🦋 Halohai! 🦋
Ternyata udah sepuluh hari lebih aku absen dari dunia oren, hehe, maaf, ya semuaaa~ 😬
Kemarin itu diluar dugaan banget, selesai UTS kirain beban berkurang ternyata malah bertambah. Hectic juga sama beberapa urusan jadi aku ngga bisa fokus sama Amerta.
Tapi, sekarang aku udah update lagi, yay! Maaf, ya, kemarin ngga maksud buat aku gantung, kok, beneran, wkwk. ✌
Selamat membaca, selamat menikmati, semoga bisa dinikmati.
Amerta; abadi.
—
"S-s-sakit. A-a-ku ng-ngga k-k-ku-at."
Perkataannya sangat lirih dan terbata-bata namun masih bisa dengan jelas sampai ke kedua indera pendengaran Bian.
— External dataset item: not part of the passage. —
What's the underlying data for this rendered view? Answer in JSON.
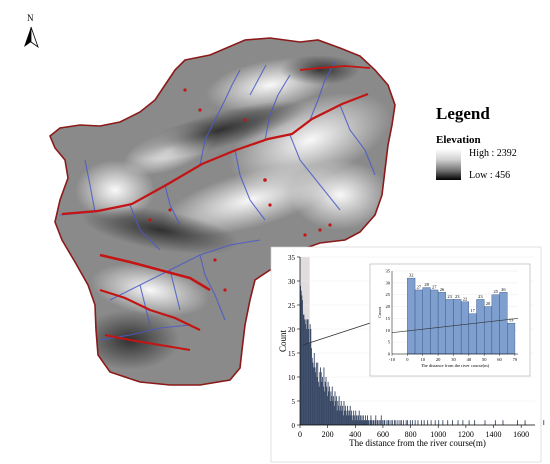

Bian pun semakin erat menggenggam kedua tangan perempuan yang tengah mempertaruhkan hidup dan matinya itu. Seolah menyalurkan energi agar dia lebih kuat dan bisa bertahan lebih lama lagi. Bian benar-benar tidak mau jika dihadapkan dengan kejadian lima tahun lalu–dirinya menjadi seorang ayah sekaligus ibu untuk malaikat kecilnya.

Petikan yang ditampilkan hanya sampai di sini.